Harvard Common App Essay: Breaking the Ice

Harvard Common App Essay: Breaking the Ice


The Cayman Islands, our home, are renowned for their crystal clear waters, stunning beaches, and vibrant coral reefs. Of course, the absence of alpine features is self-evident for a tropical island, yet these ostensibly challenging aspects of Cayman’s climate and terrain did not hinder the establishment of the team I now represent: the Cayman Islands Confederation and Association of Snow Sports (CICASS). Unfortunately, I have been the object of frequent derision due to the peculiar nature of my ski team; few ski racing competitors suppress their initial feelings of unease towards a diversified pool of nations participating in our sport, and they often fail to realize that increased international diversity will enhance skiing’s worldwide appeal. Currently, one is considered an outsider, at worst a fraud, if he does not ski for one of the historically famous ski nations. However, this misguided prejudice is flawed, and after college I intend to continue challenging it by competing at the highest level for the Cayman Islands. A person’s athletic worth shouldn’t be decided by trivial elements such as nationality or ethnicity but rather by more pertinent factors, including athletic competence and commitment.

When I began competing for the Cayman Islands in 2008, I felt estranged from the skiing community I had previously participated in. To my dismay, I was forced to act independently, and resultantly I transformed into a target for the animosity of all but a few of my closest friends. I existed as a victim of the prevailing ignorance: The belief that a skier native to a tropical, or otherwise unusual, country must be talentless. Moreover, qualification for serious professional competitions is facilitated due to the lack of internal competition within small national teams, which meant jealousy was also evident. I became aware that the only way to validate my involvement with the Cayman team was to improve my technical ability. It was necessary to train assiduously, to learn new concepts fastidiously, and to never capitulate to athletic adversities.

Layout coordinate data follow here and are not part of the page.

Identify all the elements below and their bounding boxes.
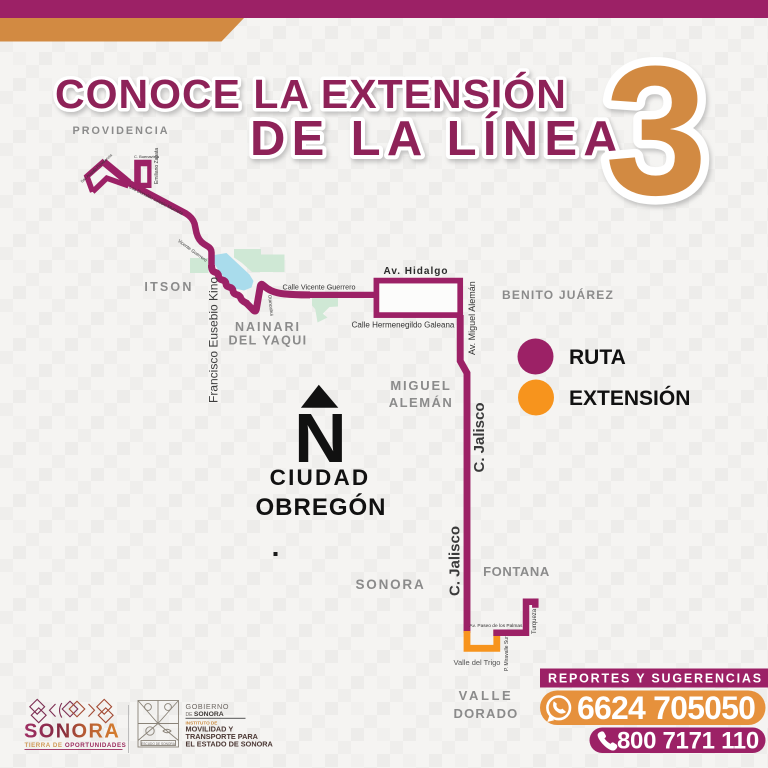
svg-text:Calle Hermenegildo Galeana: Calle Hermenegildo Galeana (352, 321, 455, 330)
svg-text:BENITO JUÁREZ: BENITO JUÁREZ (502, 287, 614, 302)
svg-text:Av. Paseo de los Palmas: Av. Paseo de los Palmas (470, 623, 523, 629)
svg-text:DE LA LÍNEA: DE LA LÍNEA (250, 112, 625, 166)
svg-text:CIUDAD: CIUDAD (270, 465, 371, 490)
svg-text:FONTANA: FONTANA (483, 564, 550, 579)
svg-text:EL ESTADO DE SONORA: EL ESTADO DE SONORA (186, 740, 274, 749)
svg-text:Turqueza: Turqueza (532, 608, 538, 634)
svg-text:P. Miravalle Sur: P. Miravalle Sur (504, 636, 510, 671)
svg-text:C. Jalisco: C. Jalisco (471, 402, 488, 472)
svg-text:DE SONORA: DE SONORA (186, 711, 224, 718)
svg-text:6624 705050: 6624 705050 (577, 690, 755, 726)
svg-text:Valle del Trigo: Valle del Trigo (454, 658, 501, 667)
svg-text:CONOCE LA EXTENSIÓN: CONOCE LA EXTENSIÓN (55, 71, 567, 117)
svg-text:ITSON: ITSON (144, 280, 193, 294)
svg-text:SONORA: SONORA (355, 577, 425, 592)
svg-text:DEL YAQUI: DEL YAQUI (228, 334, 307, 348)
svg-text:ALEMÁN: ALEMÁN (389, 395, 454, 410)
svg-text:C. Buenavista: C. Buenavista (134, 154, 160, 159)
svg-text:DORADO: DORADO (454, 706, 519, 721)
svg-text:VALLE: VALLE (459, 688, 514, 703)
svg-text:Av. Hidalgo: Av. Hidalgo (384, 266, 449, 277)
svg-text:TIERRA DE OPORTUNIDADES: TIERRA DE OPORTUNIDADES (25, 742, 127, 749)
svg-text:MIGUEL: MIGUEL (390, 378, 451, 393)
svg-text:SONORA: SONORA (24, 721, 120, 743)
svg-text:C. Jalisco: C. Jalisco (447, 526, 464, 596)
svg-text:RUTA: RUTA (569, 346, 626, 369)
svg-text:3: 3 (605, 27, 707, 233)
svg-text:Calle Vicente Guerrero: Calle Vicente Guerrero (283, 283, 356, 292)
svg-text:NAINARI: NAINARI (235, 320, 301, 334)
svg-text:GOBIERNO: GOBIERNO (186, 702, 230, 711)
svg-text:PROVIDENCIA: PROVIDENCIA (73, 125, 170, 137)
svg-text:ESCUDO DE SONORA: ESCUDO DE SONORA (141, 742, 176, 746)
svg-text:OBREGÓN: OBREGÓN (255, 493, 386, 521)
svg-text:800 7171 110: 800 7171 110 (617, 728, 759, 755)
svg-text:EXTENSIÓN: EXTENSIÓN (569, 386, 690, 410)
svg-text:Francisco Eusebio Kino: Francisco Eusebio Kino (206, 277, 220, 403)
svg-text:REPORTES Y SUGERENCIAS: REPORTES Y SUGERENCIAS (548, 672, 763, 686)
svg-text:Av. Miguel Alemán: Av. Miguel Alemán (467, 281, 477, 355)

Little did my detractors know, I would use my emotional alienation as fuel to motivate my self- improvement.

Eventually, my industrious approach to ski-training, both mentally and physically, translated into astonishing improvements. After years of dedicated ski race training in America, Austria, Canada, New Zealand, and Norway, and off-season strength conditioning, I became my nation’s ski team captain and rose to the peaks of multiple world ranking charts for my age. It was not easy to garner the respect of my rivals, but after consistently placing on the podium at regional, national, and international races, they began to hold me in higher esteem. In the eyes of my peers, I had earned the right to the privileges afforded by my national team status.

Markedly, the moment I am most proud of came at the end of the 2012 ski season; I was ranked number one in the world for my age in the disciplines of Super-G and Downhill. This achievement did not go unnoticed in the international skiing community; one of the heads of the Fédération Internationale de Ski (FIS) expressed her delight about having a small nation atop two of the leader boards. This recognition reinforced my incentive to dispel the prevalent assumption that a respectable ski racer cannot hail from an unrecognized skiing nation, especially one that has a maximum altitude of forty-three meters.

Neither nationality nor race should automatically define a sportsman; an athlete should only ever be judged by his passion for the sport and the results he achieves in it. It is unjust to disparage a fellow competitor because he is from an unexpected country, and it is certainly unfair to assume that he does not compete, train, and work at least equally as hard as any other athlete. By realizing my dream, by summiting the professional alpine skiing world, I hope to prove these petty prejudices preposterous.